I think we’re overly informed by our technology. Many people, because of the constant deluge of information, are retreating into fear, where they live from an “everyone for themselves” philosophy, protecting “me and mine.” We are witnessing in our world a collective hoarding of guns, food, money, and security of ever kind. We are witnessing a call to refuse the admittance of refugees, despite our recent experience with the very people Corrie ten Boom devoted her life to: God’s ancient people, the Jews.

In 1939, over 900 refugees, most of them Jewish, came to the US seeking refuge from the Nazis. Still recovering from our Great Depression, these refugees were seen as competitors for scarce jobs and a drain on our country’s resources. “This fueled antisemitism, xenophobia, nativism, and isolationism... and [created a] general hostility toward the refugees.” (Sound familiar?) In the end, the ship and it’s 900 refugees were turned away. Great Britain, Belgium, and France took in some of the refugees. There were all sent back to Europe, though which Germany invaded shortly thereafter, and about half of the refugees sent back to Europe died when Germany invaded Western Europe. (Source)

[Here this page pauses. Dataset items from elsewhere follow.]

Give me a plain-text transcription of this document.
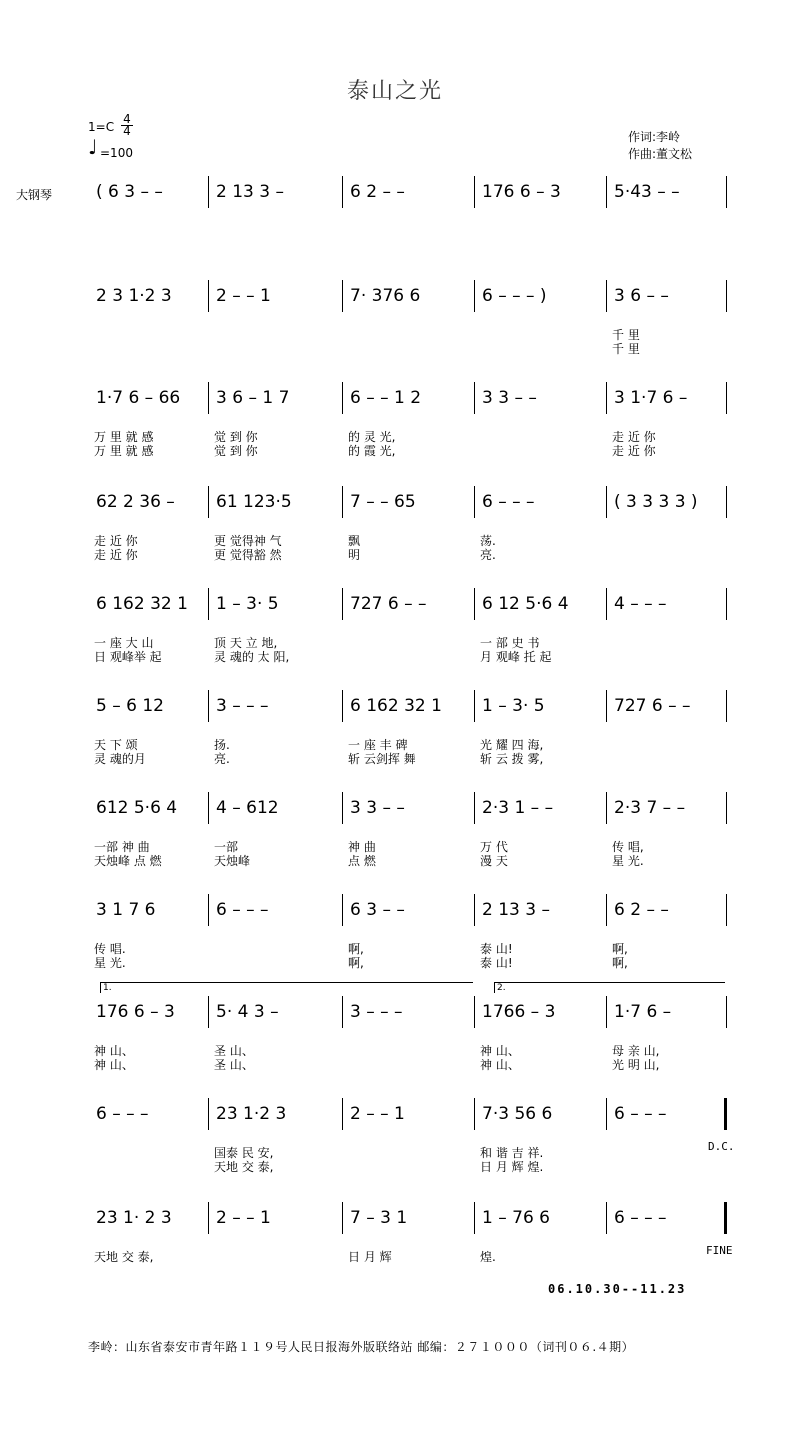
泰山之光
$1=C \frac{4}{4}$
♩ =100
作词:李岭
作曲:董文松
大钢琴	( 6 3 – –	2 13 3 –	6 2 – –	176 6 – 3	5·43 – –
2 3 1·2 3	2 – – 1	7· 376 6	6 – – – )	3 6 – –
千 里
千 里
1·7 6 – 66 3 6 – 1 7	6 – – 1 2	3 3 – –	3 1·7 6 –
万 里 就 感	觉 到 你	的 灵 光,	走 近 你
万 里 就 感	觉 到 你	的 霞 光,	走 近 你
62 2 36 – 61 123·5	7 – – 65	6 – – –	( 3 3 3 3 )
走 近 你	更 觉得神 气	飘	荡.
走 近 你	更 觉得豁 然	明	亮.
6 162 32 1 1 – 3· 5	727 6 – –	6 12 5·6 4	4 – – –
一 座 大 山	顶 天 立 地,	一 部 史 书
日 观峰举 起	灵 魂的 太 阳,	月 观峰 托 起
5 – 6 12	3 – – –	6 162 32 1 1 – 3· 5	727 6 – –
天 下 颂	扬.	一 座 丰 碑	光 耀 四 海,
灵 魂的月	亮.	斩 云剑挥 舞	斩 云 拨 雾,
612 5·6 4 4 – 612	3 3 – –	2·3 1 – –	2·3 7 – –
一部 神 曲	一部	神 曲	万 代	传 唱,
天烛峰 点 燃	天烛峰	点 燃	漫 天	星 光.
3 1 7 6	6 – – –	6 3 – –	2 13 3 –	6 2 – –
传 唱.	啊,	泰 山!	啊,
星 光.	啊,	泰 山!	啊,
176 6 – 3 5· 4 3 –	3 – – –	1766 – 3	1·7 6 –
神 山、	圣 山、	神 山、	母 亲 山,
神 山、	圣 山、	神 山、	光 明 山,
1.	2.
6 – – –	23 1·2 3	2 – – 1	7·3 56 6	6 – – –
国泰 民 安,	和 谐 吉 祥.
天地 交 泰,	日 月 辉 煌.
D.C.
23 1· 2 3	2 – – 1	7 – 3 1	1 – 76 6	6 – – –
天地 交 泰,	日 月 辉	煌.	FINE
06.10.30--11.23
李岭：山东省泰安市青年路１１９号人民日报海外版联络站 邮编：２７１０００（词刊０６.４期）
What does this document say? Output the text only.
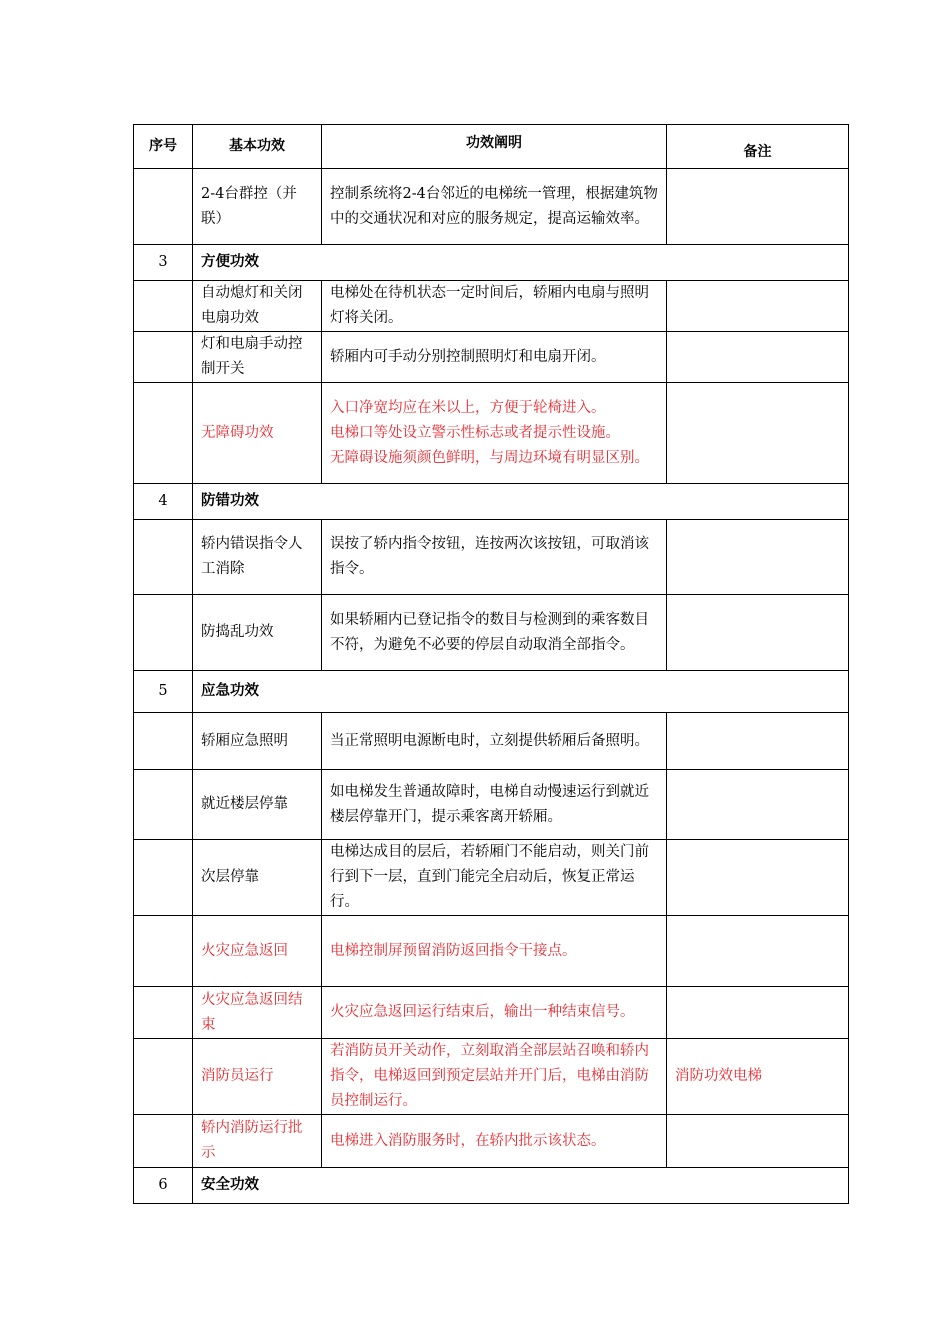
序号	基本功效	功效阐明	备注
	2-4台群控（并联）	控制系统将2-4台邻近的电梯统一管理，根据建筑物中的交通状况和对应的服务规定，提高运输效率。	
3	方便功效		
	自动熄灯和关闭电扇功效	电梯处在待机状态一定时间后，轿厢内电扇与照明灯将关闭。	
	灯和电扇手动控制开关	轿厢内可手动分别控制照明灯和电扇开闭。	
	无障碍功效	入口净宽均应在米以上，方便于轮椅进入。
电梯口等处设立警示性标志或者提示性设施。
无障碍设施须颜色鲜明，与周边环境有明显区别。	
4	防错功效		
	轿内错误指令人工消除	误按了轿内指令按钮，连按两次该按钮，可取消该指令。	
	防捣乱功效	如果轿厢内已登记指令的数目与检测到的乘客数目不符，为避免不必要的停层自动取消全部指令。	
5	应急功效		
	轿厢应急照明	当正常照明电源断电时，立刻提供轿厢后备照明。	
	就近楼层停靠	如电梯发生普通故障时，电梯自动慢速运行到就近楼层停靠开门，提示乘客离开轿厢。	
	次层停靠	电梯达成目的层后，若轿厢门不能启动，则关门前行到下一层，直到门能完全启动后，恢复正常运行。	
	火灾应急返回	电梯控制屏预留消防返回指令干接点。	
	火灾应急返回结束	火灾应急返回运行结束后，输出一种结束信号。	
	消防员运行	若消防员开关动作，立刻取消全部层站召唤和轿内指令，电梯返回到预定层站并开门后，电梯由消防员控制运行。	消防功效电梯
	轿内消防运行批示	电梯进入消防服务时，在轿内批示该状态。	
6	安全功效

Here we go again. People are worrying because we are seeing the signs Jesus told us we would see. The fear this generates seems to cause us some kind of amnesia ad we forget the promise of redemption our Savior also speaks to us: “Now when these things begin to take placed, stand up and raise your heads, because your redemption is drawing near.”

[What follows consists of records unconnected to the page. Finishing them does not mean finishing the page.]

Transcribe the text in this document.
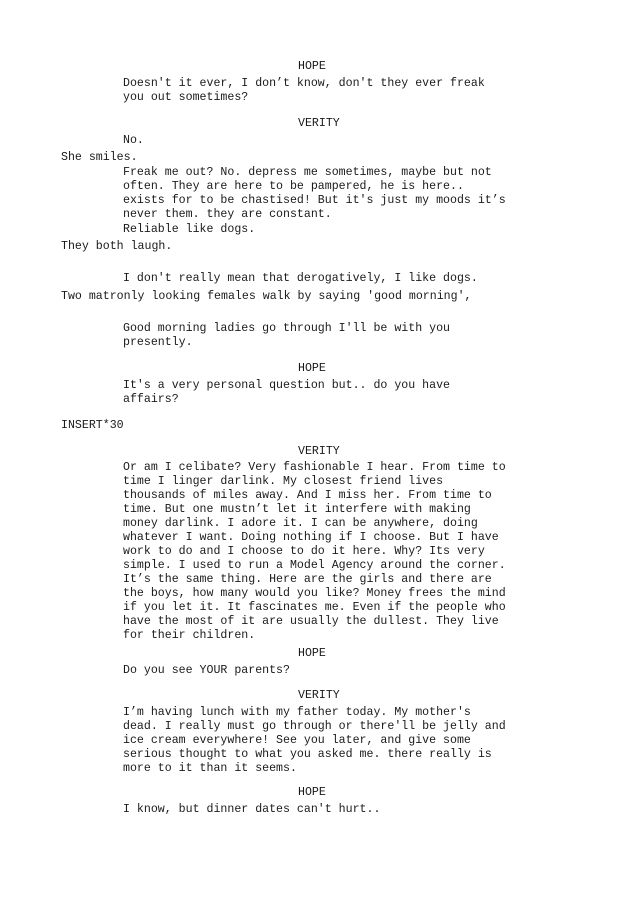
HOPE
Doesn't it ever, I don’t know, don't they ever freak
you out sometimes?
VERITY
No.
She smiles.
Freak me out? No. depress me sometimes, maybe but not
often. They are here to be pampered, he is here..
exists for to be chastised! But it's just my moods it’s
never them. they are constant.
Reliable like dogs.
They both laugh.
I don't really mean that derogatively, I like dogs.
Two matronly looking females walk by saying 'good morning',
Good morning ladies go through I'll be with you
presently.
HOPE
It's a very personal question but.. do you have
affairs?
INSERT*30
VERITY
Or am I celibate? Very fashionable I hear. From time to
time I linger darlink. My closest friend lives
thousands of miles away. And I miss her. From time to
time. But one mustn’t let it interfere with making
money darlink. I adore it. I can be anywhere, doing
whatever I want. Doing nothing if I choose. But I have
work to do and I choose to do it here. Why? Its very
simple. I used to run a Model Agency around the corner.
It’s the same thing. Here are the girls and there are
the boys, how many would you like? Money frees the mind
if you let it. It fascinates me. Even if the people who
have the most of it are usually the dullest. They live
for their children.
HOPE
Do you see YOUR parents?
VERITY
I’m having lunch with my father today. My mother's
dead. I really must go through or there'll be jelly and
ice cream everywhere! See you later, and give some
serious thought to what you asked me. there really is
more to it than it seems.
HOPE
I know, but dinner dates can't hurt..
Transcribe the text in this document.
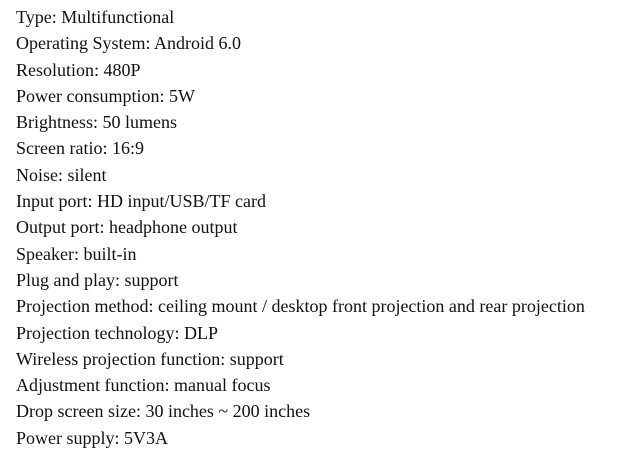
Type: Multifunctional
Operating System: Android 6.0
Resolution: 480P
Power consumption: 5W
Brightness: 50 lumens
Screen ratio: 16:9
Noise: silent
Input port: HD input/USB/TF card
Output port: headphone output
Speaker: built-in
Plug and play: support
Projection method: ceiling mount / desktop front projection and rear projection
Projection technology: DLP
Wireless projection function: support
Adjustment function: manual focus
Drop screen size: 30 inches ~ 200 inches
Power supply: 5V3A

Raise your heads, Jesus says, knowing we tend to bury our heads in the sand at moments like these. Stand up, and raise your heads – for redemption is drawing near!

Whatever darkness is upon us, our faith assures us that the light is coming – the light is always coming! The kingdom of God on earth as in heaven is the end of our story, not violence and destruction.

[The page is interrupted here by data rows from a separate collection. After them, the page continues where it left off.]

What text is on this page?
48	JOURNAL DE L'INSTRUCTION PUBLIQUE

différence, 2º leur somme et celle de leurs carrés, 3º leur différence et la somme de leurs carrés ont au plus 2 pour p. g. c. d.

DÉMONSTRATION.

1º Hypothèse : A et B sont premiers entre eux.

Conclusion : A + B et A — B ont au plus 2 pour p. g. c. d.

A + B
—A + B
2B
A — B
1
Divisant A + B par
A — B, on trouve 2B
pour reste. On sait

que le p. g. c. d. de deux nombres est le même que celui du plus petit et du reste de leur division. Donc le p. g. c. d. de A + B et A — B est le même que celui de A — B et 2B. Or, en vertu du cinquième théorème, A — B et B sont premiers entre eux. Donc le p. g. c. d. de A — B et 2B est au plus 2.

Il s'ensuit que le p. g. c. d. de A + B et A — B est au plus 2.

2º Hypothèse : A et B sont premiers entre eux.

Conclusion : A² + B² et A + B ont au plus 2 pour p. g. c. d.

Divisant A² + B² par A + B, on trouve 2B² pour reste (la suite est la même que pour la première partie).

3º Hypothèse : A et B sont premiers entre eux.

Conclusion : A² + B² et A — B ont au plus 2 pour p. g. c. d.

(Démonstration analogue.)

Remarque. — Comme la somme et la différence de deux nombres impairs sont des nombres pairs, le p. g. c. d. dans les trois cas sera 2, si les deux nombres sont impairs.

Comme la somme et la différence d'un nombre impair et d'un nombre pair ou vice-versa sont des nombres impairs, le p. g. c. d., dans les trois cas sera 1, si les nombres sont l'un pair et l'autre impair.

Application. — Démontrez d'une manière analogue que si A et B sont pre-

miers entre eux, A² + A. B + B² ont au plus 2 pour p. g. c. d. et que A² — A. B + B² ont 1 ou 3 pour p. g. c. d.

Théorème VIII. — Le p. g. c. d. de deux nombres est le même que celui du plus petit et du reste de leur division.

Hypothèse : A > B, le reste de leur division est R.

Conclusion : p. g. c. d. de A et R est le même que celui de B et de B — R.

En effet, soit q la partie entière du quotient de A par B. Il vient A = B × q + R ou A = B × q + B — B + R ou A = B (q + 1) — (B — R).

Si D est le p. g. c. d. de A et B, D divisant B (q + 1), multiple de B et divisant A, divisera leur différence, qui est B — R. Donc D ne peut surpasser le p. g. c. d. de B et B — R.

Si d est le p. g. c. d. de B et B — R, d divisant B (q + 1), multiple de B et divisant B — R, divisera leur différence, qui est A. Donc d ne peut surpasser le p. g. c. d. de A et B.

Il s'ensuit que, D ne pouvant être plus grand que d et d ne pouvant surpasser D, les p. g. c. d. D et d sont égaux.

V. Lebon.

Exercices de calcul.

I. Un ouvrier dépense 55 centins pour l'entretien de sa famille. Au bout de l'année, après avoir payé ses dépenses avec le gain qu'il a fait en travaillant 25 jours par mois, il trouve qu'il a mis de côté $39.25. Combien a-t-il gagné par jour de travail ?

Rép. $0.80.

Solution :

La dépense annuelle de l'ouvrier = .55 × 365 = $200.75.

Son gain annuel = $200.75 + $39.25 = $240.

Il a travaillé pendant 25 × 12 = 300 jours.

We have no ability in ourselves to transform darkness into light or to figure out how that will happen. As Corrie ten Boom says, “Trying to do the Lord’s work in your own strength is the most exhausting, and tedious of all work. But when you are filled with the Holy Spirit, then the ministry of Jesus just flows out of you.”

How privileged we are to be chosen by God to work as partners with Christ our brother to usher in God’s kingdom; to be bearers of the light of Christ into the darkness in our world; to embody hope in a troubled world or to a wounded heart.

Our Redeemer lives – and he lives in the hearts and lives of all who proclaim him as Lord and Savior.

As we enter this holy season of Advent, it is our duty to show up willing to be transformed by the love of God in Christ, and then empowered to carry the light of that love into the world so that it, too, can be transformed. In her wisdom, the Church has set aside four weeks – just four weeks – where we all to do this together, where we all focus on this together.

We aren’t just holding the Christmas season at bay (though we are doing that too). We’re opening ourselves to transformation – to change - so that when the true light comes at Christmas, we will have been changed, renewed, strengthened, and prepared to carry that light into our world, remembering these last words of Corrie ten Boom’s wisdom: “when we are powerless to do a thing, it is a great joy that we can come and step inside the ability of Jesus.”

That is our Advent work – to raise our heads, stand up, and “put on the armor of light” which is the only way the works of darkness can be cast out. The ability isn’t ours – it’s Jesus’ who has chosen us to be means by which his light is coming now. Amen.